Surely, those who wish to use a compressed / uglified version of the already-lean external core can of course still do so, correct?

It would be fitting to conclude this thread with a shoutout to this suggestion. Tiddlyhost is an amazing tool for the community, and the fact that @simon has allowed for a free level is fantastic as a resource for beginners and those whose storage needs are modest.

The paid plan is very reasonably priced, and helps to keep the servers running while also enabling further features.

Hear! Hear!

This is one of the most useful tools imaginable!

What are people using Uglify to do here? You guys keep mentioning an external core. What does that mean?

Is that a server? Because Uglify does sourcemapping. Or at least it does it with NodeJS. I think you guys are using TiddlyWiki in a way I’m not familiar with.

I agree, in particular if we taking in to account the value of the externalised core, it is downloaded once to the browser, for all wikis using that externalised core. Any uglification will theoreticaly save bytes only once.

What if Tiddlyhost and Uglify played well with sourcemapping? Would that make a difference? I’ve just never done anything with Tiddlyhost, but I don’t see why sourcemapping wouldn’t be possible.

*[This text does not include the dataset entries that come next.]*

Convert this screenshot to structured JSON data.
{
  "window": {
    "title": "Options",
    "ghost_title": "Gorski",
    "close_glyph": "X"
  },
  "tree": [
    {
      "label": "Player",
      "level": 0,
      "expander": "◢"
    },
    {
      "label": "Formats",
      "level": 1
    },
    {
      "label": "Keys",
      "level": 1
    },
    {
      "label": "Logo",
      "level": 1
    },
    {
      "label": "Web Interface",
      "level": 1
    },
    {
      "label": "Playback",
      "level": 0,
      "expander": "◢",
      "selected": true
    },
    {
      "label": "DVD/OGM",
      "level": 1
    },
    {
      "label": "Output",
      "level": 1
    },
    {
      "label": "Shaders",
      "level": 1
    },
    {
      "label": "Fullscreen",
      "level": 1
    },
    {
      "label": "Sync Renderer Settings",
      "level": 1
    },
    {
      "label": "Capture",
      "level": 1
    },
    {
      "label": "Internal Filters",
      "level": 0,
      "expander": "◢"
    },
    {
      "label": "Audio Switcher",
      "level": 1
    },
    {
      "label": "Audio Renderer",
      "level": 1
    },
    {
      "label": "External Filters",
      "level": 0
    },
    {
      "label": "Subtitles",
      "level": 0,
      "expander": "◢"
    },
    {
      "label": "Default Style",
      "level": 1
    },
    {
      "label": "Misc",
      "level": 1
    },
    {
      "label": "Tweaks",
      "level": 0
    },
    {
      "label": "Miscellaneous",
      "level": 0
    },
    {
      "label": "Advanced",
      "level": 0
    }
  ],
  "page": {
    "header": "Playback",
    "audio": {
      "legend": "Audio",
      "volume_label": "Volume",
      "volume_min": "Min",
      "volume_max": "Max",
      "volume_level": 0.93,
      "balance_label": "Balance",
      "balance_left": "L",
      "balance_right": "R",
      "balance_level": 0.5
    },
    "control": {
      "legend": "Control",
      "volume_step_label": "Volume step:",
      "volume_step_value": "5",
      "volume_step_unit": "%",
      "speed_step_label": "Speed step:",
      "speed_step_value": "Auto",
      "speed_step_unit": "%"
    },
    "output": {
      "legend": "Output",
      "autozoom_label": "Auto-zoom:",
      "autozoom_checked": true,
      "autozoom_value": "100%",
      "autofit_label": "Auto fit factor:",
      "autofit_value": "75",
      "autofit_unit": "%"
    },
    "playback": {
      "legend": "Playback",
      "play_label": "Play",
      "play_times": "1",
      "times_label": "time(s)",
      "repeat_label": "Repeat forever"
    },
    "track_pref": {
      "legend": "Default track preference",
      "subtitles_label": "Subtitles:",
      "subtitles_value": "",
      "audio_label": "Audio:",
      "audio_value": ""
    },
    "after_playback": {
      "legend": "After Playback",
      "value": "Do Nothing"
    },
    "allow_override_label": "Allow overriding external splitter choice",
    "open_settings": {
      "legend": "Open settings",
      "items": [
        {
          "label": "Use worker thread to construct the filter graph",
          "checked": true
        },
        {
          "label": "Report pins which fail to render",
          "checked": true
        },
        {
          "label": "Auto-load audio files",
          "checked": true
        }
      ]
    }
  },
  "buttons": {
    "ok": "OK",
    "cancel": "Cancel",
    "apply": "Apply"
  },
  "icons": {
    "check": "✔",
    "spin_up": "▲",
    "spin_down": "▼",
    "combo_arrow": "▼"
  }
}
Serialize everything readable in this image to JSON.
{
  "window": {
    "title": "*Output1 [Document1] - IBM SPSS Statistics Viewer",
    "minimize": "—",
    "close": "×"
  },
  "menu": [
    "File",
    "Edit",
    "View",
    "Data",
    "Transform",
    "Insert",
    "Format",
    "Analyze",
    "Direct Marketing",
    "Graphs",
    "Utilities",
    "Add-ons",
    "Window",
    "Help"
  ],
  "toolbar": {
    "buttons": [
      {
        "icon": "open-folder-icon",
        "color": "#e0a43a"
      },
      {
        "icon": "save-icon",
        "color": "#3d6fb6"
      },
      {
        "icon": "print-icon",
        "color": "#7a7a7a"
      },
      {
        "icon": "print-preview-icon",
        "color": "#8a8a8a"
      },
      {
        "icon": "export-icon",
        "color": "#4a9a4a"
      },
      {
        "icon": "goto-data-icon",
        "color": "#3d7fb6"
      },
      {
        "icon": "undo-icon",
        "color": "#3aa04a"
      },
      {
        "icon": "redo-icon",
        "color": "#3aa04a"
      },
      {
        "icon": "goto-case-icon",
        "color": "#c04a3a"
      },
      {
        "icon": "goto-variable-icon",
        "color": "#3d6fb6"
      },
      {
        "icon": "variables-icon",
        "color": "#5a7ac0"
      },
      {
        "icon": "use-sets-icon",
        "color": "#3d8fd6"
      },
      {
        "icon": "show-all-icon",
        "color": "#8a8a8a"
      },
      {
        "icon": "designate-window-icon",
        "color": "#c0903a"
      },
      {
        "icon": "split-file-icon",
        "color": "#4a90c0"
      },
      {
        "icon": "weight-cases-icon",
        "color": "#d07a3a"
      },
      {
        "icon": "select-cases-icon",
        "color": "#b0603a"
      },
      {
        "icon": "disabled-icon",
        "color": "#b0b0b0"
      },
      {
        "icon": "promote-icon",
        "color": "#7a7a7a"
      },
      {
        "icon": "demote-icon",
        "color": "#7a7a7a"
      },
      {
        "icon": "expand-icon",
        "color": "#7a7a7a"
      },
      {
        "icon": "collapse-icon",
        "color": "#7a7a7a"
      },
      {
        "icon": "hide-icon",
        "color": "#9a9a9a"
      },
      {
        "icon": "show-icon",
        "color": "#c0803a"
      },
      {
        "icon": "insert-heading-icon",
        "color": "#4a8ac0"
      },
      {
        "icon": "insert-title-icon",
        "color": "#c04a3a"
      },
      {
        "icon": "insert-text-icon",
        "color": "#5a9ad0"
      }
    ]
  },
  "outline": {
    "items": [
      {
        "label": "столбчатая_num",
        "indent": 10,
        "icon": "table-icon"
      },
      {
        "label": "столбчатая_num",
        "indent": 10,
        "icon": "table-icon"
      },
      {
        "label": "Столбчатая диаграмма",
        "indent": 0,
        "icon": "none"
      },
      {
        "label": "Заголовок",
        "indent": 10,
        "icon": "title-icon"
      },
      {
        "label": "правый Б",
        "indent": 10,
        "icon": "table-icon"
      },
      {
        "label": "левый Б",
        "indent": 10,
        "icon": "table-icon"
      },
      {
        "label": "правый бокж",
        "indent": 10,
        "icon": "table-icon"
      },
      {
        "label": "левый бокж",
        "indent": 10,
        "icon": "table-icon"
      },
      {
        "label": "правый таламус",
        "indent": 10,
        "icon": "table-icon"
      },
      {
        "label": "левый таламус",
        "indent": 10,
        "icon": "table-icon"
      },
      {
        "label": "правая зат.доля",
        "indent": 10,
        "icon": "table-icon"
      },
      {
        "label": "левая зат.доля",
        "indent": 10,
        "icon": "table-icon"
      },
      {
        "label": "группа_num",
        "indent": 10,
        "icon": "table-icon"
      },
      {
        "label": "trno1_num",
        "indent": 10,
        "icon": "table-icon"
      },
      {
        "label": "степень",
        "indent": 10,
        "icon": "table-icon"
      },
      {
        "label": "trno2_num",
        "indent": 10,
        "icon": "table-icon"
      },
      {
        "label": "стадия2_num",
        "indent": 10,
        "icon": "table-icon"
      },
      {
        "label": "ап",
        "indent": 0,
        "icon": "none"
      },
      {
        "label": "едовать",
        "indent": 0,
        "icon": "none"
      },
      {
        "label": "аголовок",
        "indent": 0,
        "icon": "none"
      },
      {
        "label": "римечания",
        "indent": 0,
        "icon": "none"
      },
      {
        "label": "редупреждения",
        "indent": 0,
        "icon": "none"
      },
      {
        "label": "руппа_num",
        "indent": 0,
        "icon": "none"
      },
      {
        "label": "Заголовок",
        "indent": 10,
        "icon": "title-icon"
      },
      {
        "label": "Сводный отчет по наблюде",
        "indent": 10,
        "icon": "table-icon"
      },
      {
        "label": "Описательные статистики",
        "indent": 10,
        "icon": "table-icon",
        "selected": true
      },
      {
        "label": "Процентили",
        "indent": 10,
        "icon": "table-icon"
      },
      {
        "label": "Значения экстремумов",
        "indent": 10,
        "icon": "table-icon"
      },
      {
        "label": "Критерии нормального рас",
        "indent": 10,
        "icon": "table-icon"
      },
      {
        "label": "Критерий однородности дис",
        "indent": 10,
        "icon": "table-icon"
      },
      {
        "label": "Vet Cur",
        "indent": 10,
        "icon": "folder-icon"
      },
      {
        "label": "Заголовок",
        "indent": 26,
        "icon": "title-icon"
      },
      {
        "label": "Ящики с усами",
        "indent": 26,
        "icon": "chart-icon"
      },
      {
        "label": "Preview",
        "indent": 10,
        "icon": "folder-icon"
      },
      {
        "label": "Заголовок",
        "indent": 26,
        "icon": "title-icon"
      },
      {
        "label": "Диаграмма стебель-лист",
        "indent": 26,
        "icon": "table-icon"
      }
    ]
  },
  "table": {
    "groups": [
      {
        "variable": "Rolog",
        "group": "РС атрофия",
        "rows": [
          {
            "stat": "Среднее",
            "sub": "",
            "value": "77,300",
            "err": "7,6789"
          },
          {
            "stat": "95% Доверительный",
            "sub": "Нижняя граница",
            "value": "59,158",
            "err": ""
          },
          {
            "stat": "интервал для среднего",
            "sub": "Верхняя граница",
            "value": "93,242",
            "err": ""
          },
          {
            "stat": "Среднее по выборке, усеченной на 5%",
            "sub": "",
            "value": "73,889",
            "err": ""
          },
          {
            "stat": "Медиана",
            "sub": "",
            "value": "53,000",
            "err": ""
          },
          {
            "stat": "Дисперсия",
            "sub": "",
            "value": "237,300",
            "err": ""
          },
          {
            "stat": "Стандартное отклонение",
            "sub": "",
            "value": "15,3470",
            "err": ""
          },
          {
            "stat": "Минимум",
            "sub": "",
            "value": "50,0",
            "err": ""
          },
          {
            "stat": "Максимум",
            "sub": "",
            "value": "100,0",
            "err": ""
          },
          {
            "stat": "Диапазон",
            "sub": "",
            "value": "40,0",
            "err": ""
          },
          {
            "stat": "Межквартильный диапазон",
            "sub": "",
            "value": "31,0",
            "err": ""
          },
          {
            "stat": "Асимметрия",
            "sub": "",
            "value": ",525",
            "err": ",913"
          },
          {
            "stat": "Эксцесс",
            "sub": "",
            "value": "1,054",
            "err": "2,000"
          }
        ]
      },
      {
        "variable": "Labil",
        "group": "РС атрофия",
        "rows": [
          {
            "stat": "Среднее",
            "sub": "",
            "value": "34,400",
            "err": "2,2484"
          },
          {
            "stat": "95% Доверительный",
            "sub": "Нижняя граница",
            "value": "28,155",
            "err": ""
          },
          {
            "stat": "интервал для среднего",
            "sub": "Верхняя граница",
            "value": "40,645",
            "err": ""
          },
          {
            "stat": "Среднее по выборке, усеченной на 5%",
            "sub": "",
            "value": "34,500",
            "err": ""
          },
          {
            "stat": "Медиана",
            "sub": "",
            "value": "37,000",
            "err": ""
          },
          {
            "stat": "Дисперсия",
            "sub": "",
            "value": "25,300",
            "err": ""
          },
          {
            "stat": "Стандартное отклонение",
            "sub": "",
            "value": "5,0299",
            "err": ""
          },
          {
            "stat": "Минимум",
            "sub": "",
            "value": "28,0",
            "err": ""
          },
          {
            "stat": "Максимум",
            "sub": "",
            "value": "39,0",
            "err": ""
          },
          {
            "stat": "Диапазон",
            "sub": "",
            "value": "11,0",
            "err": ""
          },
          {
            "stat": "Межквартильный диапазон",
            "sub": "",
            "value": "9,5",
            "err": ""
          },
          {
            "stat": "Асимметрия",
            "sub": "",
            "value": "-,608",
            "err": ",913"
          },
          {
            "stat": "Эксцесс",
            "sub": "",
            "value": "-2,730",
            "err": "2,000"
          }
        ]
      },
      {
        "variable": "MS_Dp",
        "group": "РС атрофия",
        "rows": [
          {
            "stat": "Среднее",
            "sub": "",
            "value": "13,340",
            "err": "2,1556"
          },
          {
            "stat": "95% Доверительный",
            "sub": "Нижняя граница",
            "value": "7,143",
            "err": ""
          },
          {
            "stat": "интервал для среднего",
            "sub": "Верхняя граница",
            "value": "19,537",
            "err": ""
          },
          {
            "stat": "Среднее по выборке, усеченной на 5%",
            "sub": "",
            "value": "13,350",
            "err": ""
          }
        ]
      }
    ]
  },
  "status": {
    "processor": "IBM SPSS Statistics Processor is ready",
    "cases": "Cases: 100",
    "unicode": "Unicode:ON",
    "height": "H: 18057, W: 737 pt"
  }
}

Yes, there’s been plenty of discussion here about it.

Here’s one about external core being enabled at TiddlyHost:

… and this more extensive discussion:

The benefit for me (for example) is that we avoid the redundancy of hosting my core for each of my tiddlywiki projects, and I (and my students!) avoid the download bandwidth burden of downloading that core each time (beyond the first) that one of my tiddlyhost projects is loaded.